Bilgelik, erdemli davranışların da ötesinde bir derinlik, sıradan insanlar bir
yana, sorumluluğunu yerine getiren erdemli insanların bile kavrayış gücünü
aşan biçimde, varlıklar, olaylar ve olguların arka planına vukufiyet ve bunun
gerektirdiği gibi davranabilme, ama aynı zamanda bilgisinin sınırı konusunda
sıradan insandan bile daha mütevazı olabilme gibi üstün niteliklerin adıdır.
İslâm çevre etiğinin belki en üst düzeyi de çevreye bilgelik gözüyle bakmak
ve çevremizdeki her şeyde olağan üstü bir bilgelik görebilmektir. Bu durumu
bildiren pek çok ayetten biri şudur:
“Biz gökleri, yeri ve ikisinin arasında bulunanları oyun olsun diye yaratmadık.

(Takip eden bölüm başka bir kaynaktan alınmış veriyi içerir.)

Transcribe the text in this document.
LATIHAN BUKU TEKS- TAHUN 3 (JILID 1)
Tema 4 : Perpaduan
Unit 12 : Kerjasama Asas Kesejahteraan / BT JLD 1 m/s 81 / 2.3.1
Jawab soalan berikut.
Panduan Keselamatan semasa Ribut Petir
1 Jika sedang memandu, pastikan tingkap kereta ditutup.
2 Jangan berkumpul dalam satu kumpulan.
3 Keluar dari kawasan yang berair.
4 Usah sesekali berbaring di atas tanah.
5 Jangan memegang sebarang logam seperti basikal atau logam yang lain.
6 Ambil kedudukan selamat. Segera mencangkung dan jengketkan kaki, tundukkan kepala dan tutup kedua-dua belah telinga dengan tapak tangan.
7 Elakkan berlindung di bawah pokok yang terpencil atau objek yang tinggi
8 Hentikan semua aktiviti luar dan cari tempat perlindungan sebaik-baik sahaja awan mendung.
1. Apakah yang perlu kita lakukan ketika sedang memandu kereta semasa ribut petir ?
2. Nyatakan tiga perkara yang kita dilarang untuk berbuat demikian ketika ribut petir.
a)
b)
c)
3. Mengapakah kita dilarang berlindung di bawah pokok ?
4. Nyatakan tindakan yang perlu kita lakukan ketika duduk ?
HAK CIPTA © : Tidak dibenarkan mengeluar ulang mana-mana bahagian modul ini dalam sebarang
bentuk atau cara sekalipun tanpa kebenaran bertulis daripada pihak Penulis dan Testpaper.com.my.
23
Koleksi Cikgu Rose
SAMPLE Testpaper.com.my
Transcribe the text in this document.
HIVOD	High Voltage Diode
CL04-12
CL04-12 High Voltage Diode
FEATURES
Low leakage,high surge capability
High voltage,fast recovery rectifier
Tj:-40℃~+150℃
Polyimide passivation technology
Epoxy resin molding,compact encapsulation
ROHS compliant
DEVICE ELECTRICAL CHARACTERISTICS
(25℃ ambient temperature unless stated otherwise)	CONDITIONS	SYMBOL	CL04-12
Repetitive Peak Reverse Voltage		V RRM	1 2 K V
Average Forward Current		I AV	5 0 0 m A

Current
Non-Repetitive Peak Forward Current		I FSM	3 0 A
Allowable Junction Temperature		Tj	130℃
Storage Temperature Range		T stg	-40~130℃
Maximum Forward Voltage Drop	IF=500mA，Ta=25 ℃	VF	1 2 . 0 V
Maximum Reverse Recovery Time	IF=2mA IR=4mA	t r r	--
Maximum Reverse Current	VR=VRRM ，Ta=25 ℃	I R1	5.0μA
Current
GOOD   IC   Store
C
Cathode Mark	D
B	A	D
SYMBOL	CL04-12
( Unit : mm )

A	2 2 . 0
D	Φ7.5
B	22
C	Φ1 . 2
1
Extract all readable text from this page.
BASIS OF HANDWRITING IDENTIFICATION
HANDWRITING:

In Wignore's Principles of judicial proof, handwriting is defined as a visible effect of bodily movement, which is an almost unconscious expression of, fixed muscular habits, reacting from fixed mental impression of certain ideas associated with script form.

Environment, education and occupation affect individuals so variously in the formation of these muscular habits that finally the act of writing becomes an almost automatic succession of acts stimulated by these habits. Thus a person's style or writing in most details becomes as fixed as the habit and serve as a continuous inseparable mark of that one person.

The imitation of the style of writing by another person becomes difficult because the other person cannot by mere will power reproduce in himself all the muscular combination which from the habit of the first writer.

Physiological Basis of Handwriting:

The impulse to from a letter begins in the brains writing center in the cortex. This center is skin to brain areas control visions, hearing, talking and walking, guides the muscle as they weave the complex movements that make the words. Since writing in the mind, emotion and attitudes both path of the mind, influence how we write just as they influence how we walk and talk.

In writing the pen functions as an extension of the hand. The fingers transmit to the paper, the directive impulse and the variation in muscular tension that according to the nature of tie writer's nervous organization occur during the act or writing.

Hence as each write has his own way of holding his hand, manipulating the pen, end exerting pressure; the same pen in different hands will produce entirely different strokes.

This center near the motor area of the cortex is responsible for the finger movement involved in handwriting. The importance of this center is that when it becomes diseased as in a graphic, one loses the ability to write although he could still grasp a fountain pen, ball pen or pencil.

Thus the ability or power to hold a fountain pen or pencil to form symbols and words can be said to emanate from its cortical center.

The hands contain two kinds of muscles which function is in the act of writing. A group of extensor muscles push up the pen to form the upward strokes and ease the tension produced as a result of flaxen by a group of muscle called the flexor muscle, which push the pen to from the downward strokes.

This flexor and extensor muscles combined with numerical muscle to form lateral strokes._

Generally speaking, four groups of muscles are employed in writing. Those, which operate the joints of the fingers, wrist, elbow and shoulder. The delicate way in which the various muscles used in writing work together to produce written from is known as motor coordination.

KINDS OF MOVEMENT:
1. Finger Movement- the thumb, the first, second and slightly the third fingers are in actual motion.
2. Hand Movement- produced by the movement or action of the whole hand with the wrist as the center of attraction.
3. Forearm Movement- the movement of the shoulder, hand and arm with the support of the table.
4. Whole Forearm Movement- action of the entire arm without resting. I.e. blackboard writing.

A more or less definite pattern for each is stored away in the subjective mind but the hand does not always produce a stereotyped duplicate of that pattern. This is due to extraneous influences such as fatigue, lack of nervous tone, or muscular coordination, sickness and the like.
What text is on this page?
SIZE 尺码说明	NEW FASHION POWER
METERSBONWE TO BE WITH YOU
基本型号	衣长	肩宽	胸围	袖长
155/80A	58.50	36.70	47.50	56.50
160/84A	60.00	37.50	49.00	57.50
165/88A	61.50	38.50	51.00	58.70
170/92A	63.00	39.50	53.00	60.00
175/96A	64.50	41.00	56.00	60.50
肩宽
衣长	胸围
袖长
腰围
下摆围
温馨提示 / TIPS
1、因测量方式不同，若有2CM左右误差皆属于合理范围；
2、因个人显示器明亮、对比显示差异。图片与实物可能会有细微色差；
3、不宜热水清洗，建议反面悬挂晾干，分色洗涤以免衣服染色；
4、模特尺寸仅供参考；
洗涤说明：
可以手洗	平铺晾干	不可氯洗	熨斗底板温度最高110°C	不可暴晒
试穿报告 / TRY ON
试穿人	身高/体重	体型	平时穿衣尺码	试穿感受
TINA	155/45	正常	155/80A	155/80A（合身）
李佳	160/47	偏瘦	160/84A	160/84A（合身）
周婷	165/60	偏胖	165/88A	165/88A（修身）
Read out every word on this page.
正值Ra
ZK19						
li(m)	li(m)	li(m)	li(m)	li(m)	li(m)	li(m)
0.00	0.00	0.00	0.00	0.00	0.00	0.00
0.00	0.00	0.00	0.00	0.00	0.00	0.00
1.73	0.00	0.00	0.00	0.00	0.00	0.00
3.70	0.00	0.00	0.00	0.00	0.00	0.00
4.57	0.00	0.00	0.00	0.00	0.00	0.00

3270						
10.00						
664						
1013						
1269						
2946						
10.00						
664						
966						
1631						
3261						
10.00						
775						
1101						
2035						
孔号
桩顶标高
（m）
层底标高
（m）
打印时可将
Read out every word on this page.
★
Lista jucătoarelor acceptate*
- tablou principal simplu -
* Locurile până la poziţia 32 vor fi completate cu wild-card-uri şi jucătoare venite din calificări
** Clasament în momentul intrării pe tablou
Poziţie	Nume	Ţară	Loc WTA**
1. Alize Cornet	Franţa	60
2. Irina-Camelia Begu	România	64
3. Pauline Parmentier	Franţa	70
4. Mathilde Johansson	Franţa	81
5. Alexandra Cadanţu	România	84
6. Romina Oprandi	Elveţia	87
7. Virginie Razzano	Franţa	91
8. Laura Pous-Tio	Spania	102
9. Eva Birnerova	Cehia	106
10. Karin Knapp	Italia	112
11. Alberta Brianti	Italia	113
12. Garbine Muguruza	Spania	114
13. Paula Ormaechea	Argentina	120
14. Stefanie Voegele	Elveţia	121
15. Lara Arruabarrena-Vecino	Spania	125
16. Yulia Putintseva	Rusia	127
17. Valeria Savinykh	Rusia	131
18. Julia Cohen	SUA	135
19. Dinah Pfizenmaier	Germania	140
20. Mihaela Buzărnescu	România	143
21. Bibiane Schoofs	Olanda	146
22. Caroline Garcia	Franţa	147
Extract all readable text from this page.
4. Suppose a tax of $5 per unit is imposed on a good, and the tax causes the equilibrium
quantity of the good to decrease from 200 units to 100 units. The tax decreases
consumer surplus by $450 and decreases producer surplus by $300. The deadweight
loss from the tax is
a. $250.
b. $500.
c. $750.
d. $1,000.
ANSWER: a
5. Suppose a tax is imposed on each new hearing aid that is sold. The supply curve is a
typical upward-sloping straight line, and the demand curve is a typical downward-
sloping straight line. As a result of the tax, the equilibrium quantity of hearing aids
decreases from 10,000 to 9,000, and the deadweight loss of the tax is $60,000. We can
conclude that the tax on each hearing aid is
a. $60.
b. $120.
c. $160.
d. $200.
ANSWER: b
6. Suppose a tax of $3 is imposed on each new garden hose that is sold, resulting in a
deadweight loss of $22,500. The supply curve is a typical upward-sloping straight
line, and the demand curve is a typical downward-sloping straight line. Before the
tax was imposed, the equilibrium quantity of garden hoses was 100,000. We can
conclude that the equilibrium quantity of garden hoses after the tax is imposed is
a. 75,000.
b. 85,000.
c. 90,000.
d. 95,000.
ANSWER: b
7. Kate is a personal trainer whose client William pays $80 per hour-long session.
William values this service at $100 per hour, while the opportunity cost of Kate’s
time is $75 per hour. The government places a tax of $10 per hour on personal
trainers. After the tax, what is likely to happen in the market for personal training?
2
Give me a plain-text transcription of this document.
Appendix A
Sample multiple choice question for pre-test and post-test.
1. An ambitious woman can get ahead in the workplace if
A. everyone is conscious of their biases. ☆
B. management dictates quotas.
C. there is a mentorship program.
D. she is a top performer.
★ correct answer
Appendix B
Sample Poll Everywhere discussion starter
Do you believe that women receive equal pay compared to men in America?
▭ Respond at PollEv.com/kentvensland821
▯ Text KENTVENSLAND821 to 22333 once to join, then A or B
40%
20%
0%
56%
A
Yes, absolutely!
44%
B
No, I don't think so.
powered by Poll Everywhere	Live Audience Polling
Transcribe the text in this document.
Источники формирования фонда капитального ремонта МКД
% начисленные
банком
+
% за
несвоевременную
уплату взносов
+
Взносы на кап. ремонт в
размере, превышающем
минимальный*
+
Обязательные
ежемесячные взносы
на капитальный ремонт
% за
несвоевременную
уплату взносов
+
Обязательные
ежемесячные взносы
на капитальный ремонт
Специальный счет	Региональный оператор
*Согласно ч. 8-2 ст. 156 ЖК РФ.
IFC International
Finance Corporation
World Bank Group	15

Biz onları, ancak ve ancak gerektiği gibi [hak ve hikmet üzere] yarattık,
ama insanların çoğu bilmezler.”
(Duhan/44: 38, 39. Krş. Rum/30: 8)
Bilgelik kuramının da iki temel ilkesinin olduğunu söylemek mümkündür.
Bunlar, Kur’an’ın bahsettiği ama herkesin anlaması kolay olmayabilen
“ubudiyet ilkesi” ve “kutsiyet ilkesi”dir. Bunlar her varlığın kendi içinde
değerli olduğunu gösteren ve böylece İslâmi ekolojinin en derin ya da en
yüksek ilkelerdir. Bu düzey, Batılıların derin ekoloji dedikleri düzeyin de
üstünde düzeylerdir. Yararlılık, sorumluluk, erdemlilik ve bilgelikten oluşan
bu dört kuramın her biri, kendilerine uyan iki temel İslâm çevre etiği ilkesini
öne çıkarmakta ve böylece sekiz temel İslâm çevre ahlâkı ilkesi ortaya
çıkmaktadır.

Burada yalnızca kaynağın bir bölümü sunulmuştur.